It makes no sense for the State and the Government to commemorate an organisation which sought to prevent an Irish state and Government from coming into existence, especially an organisation of which the notorious Black and Tans were a part.
This is the view of the Mayor of Galway, Independent city councillor Mike Cubbard, who this week added his voice to the growing opposition to the planned State commemoration - due to take place in Dublin Castle on January 17 - of members of the Royal Irish Constabulary and Dublin Metropolitan Police, who lost their lives during the War of Independence.
"I have decided to turn down an invitation from the Minister for Justice to attend the Government organised commemoration of the RIC," Mayor Cubbard said. "I believe a commemoration should be a celebration of a person or event in history, and as history tells us, the Royal Irish Constabulary were at the time the strong hand of the British state who directly opposed Irish independence."
Mayor Cubbard is among a number of politicians who are boycotting the event. Dublin Lord Mayor Paul McAuliffe; Cork Mayor John Sheehan; and the Mayor of Clare, Cathal Crowe, have also refused to attend. On Monday, Dublin City Council voted "not to participate or have representation at the event". Fianna Fáil justice spokesperson, Jim O'Callaghan, outlined his opposition in a letter to the Justice Minister, Charlie Flanagan, pointing out that the RIC and DMP were complicit in a "violent response to oppose and suppress the democratic wishes of the majority on the island.
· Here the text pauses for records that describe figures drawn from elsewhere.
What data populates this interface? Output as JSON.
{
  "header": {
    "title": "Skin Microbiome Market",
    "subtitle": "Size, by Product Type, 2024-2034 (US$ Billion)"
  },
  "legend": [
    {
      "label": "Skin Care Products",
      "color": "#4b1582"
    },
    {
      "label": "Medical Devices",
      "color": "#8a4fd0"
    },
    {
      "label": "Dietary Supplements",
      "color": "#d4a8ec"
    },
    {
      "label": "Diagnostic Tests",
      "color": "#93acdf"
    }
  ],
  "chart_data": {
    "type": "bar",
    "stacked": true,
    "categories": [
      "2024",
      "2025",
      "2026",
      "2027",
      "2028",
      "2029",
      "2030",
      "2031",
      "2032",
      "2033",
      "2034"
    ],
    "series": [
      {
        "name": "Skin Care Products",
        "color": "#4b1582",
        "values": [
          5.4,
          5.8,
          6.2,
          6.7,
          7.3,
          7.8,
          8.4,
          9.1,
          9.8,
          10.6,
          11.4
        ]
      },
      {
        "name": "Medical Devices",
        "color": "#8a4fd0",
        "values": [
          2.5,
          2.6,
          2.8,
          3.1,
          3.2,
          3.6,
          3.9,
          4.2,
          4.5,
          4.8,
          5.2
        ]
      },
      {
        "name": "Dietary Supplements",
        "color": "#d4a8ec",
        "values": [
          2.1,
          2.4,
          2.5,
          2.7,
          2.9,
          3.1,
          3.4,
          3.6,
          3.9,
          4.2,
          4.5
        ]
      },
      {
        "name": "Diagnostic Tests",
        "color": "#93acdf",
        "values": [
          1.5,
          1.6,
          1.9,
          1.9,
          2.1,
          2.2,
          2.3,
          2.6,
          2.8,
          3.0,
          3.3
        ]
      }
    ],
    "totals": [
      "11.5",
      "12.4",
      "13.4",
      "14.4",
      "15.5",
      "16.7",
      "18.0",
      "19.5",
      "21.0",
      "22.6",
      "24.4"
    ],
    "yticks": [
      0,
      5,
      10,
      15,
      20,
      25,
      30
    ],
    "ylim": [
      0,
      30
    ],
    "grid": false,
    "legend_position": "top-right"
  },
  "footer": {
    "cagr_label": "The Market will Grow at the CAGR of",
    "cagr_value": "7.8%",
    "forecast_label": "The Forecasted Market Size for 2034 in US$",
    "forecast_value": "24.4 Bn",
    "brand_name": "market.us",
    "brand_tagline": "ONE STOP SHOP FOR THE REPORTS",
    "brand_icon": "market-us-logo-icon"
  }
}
I do not believe there is a moral equivalence between the struggle for Irish independence...and the effort made to suppress that struggle by the forces of the colonial power."
Mayor Cubbard expressed similar concerns: "As someone very proud of those who fought for that very freedom over 100 years ago, I think it would be disingenuous of me to attend this event that commemorates those who raided and torched homes, killed and tortured Irish people, and throughout the 1800s used battering rams to evict Irish people from their homes."
The Black and Tans and the RIC
When the War of Independence broke out in 1919, the then British prime minister, David Lloyd George, considered it a law-and-order issue, and not an insurrection. As a result, the RIC were tasked with putting down the IRA and the Independence movement. However, when it became obvious that the RIC could not cope with the revolution, Winston Churchill proposed the creation of what became known as the Black and Tans. Their official title was the Royal Irish Constabulary Special Reserve.
The Black and Tans were recruited from WWI British army veterans and arrived in March 1920. DM Leeson of the Department of History, Laurentian University, Canada, has said that 1,153 Black and Tans joined the royal Irish Constabulary in October 1920. They would become notorious for their killing of civilians and attacks on civilian property.
They were followed into Ireland by the Auxillaries, who were recruited from the officer class, as well as from ex-servicemen. The activities of both organisations alienated not only Irish opinion, but to a certain extent opinion in Britain as well. Due to these factors, and the fact that the Black and Tans were constituted as an arm of the RIC, many feel it is highly inappropriate, even perverse, for the State to commemorate the RIC.
As Diarmaid Ferriter, Professor of Modern Irish History at UCD, said: "Such was the cementing of the notorious reputation of the force that the war of independence was often referred to as 'the Tan war'. But regular RIC members also became capable of brutality and reprisals, as did the IRA, such was the nature of the war.
"They were far from the only symbol of terror in Ireland in 1920, but their impact on civilians in particular led to them occupying an elevated position in the hierarchy of villains of that period of Irish history. Theirs was a dismal record, reflecting very poorly on their political creators."
Tomás MacConmara, an expert on the War of Independence said: "It seems counter-intuitive to me for the Irish State to celebrate an organisation that, if it was successful, would have prevented independence," and noted the RIC was "responsible for a pretty brutal attempt to suppress the drive for independence".
Support for the Mayor's stance
Mayor Cubbard's stance on the issue has attracted a high level of support locally. Two separate Facebook posts from the Mayor on Monday regarding his reasons for refusing to attend, had attracted a combined total of 1,020 likes and 181 shares by the following morning.
"While some will disagree," he said, "I have taken this personal decision as I believe it the right thing to do in support of those whose lives were lost creating the Ireland we enjoy today. It would be more in line for the Government to put their efforts into supporting our current defence forces who are underpaid and operate in terrible conditions."